The expedition’s DSV Limiting Factor, piloted by billionaire and former US Navy reserve officer Victor Vescovo and his colleagues, made four dives into Challenger Deep last year. Vescovo set numerous records – the first person to travel to the bottom of Challenger Deep on multiple occasions; the deepest point reached by a human (now measured as 10,928 metres); and the longest accumulated time spent by a human in Challenger Deep. He was, it is sad to say, also the first person to have spotted the inevitable plastic bag at the bottom of the trench, pollution since confirmed by the presence of plastic and other pollutants in the bodies of amphipods collected for testing.
Perhaps certain individuals are simply cut out for such roles. Piccard himself came from a long line of record-breakers. His father twice beat the highest altitude reached in a balloon in the early 1930s, meaning the family were at one time holders of the record for highest altitude reached and deepest depth sunk. Vescovo is also the only human to have climbed Everest and visited the deepest point in the ocean. Walsh was there to congratulate him when he resurfaced.
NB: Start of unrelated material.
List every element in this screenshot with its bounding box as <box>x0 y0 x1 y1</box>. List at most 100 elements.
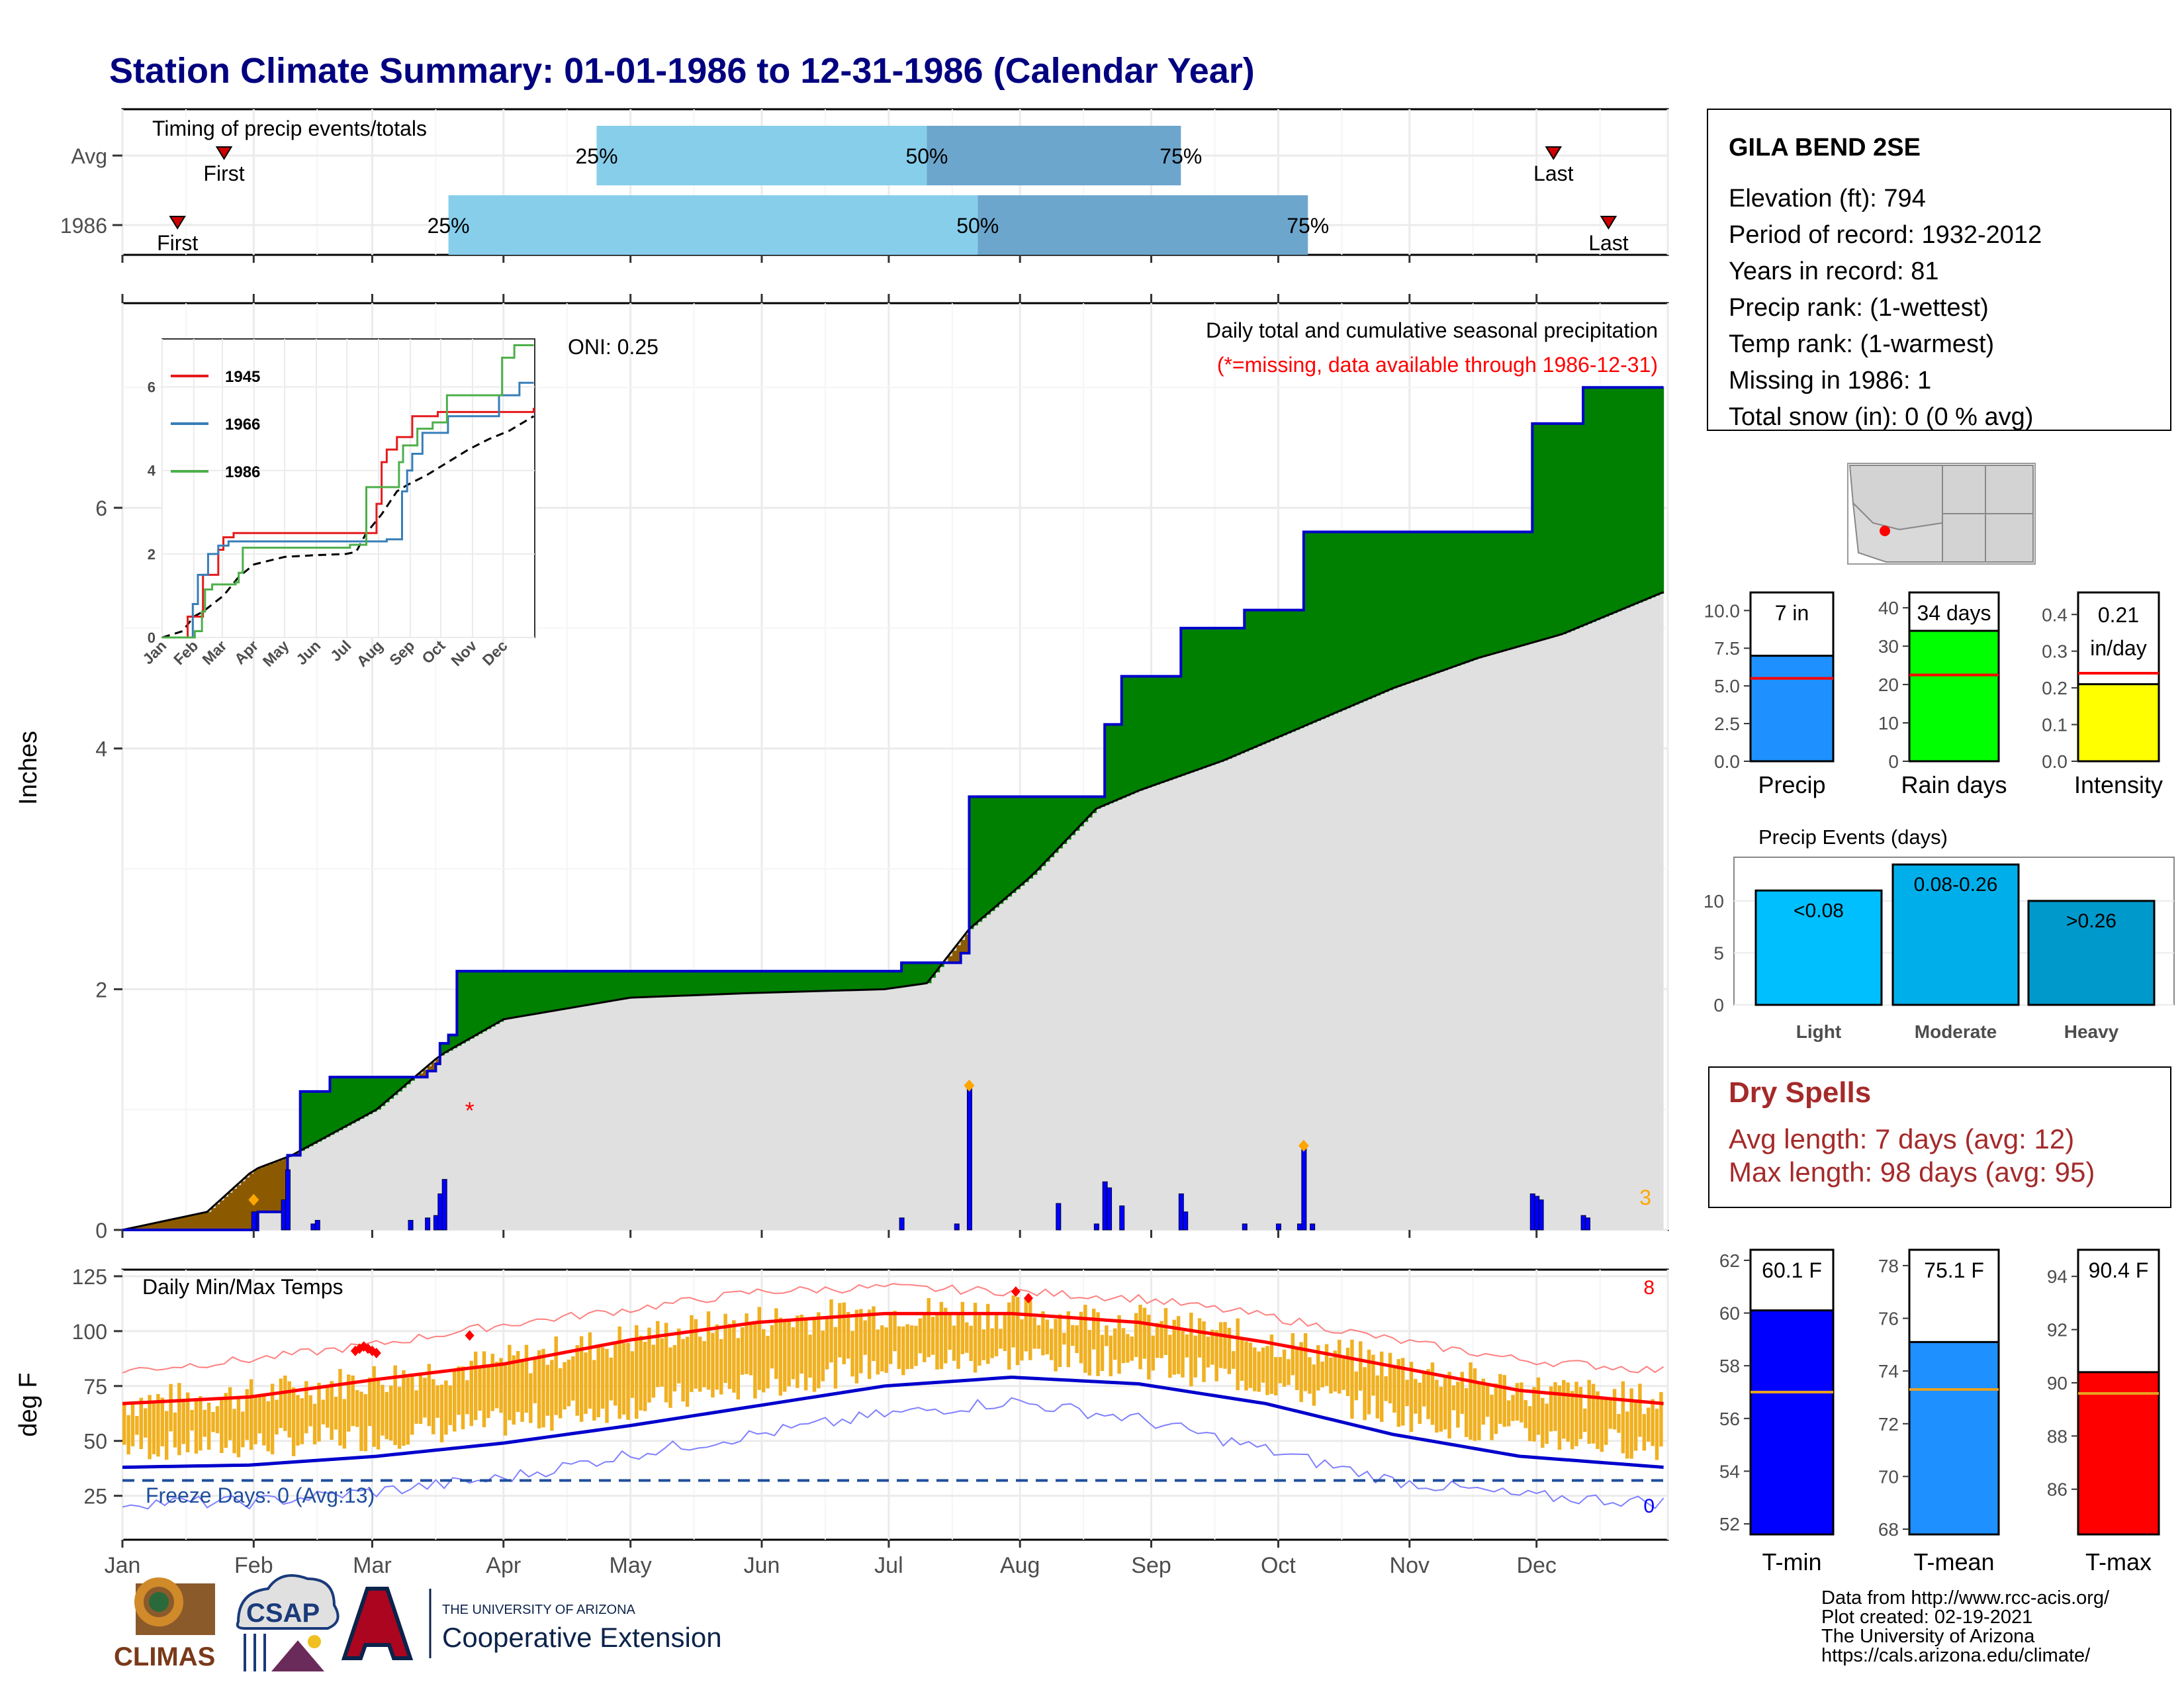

“Victor Vescovo has fierce curiosity,” said Walsh. “Exactly what drove Jacques and me to the same place so many years ago.” Vescovo intends to return to Challenger Deep this year, as do other commercial ventures. Walsh has warned him though that once you become renowned for such a feat, anything else you may do becomes seemingly irrelevant. “People never ask me what I did next,” says Walsh. “They just presume I died.”
And that’s the whole thing about being first that can never be taken away. The story goes that Piccard and Walsh ate a Hershey bar when they reached the bottom. The first people to eat anything at the deepest point on the Earth. Vescovo, more poetically perhaps, enjoyed a tuna sandwich. “It felt apt,” he said. “And then I realised that no tuna had ever been down there either.”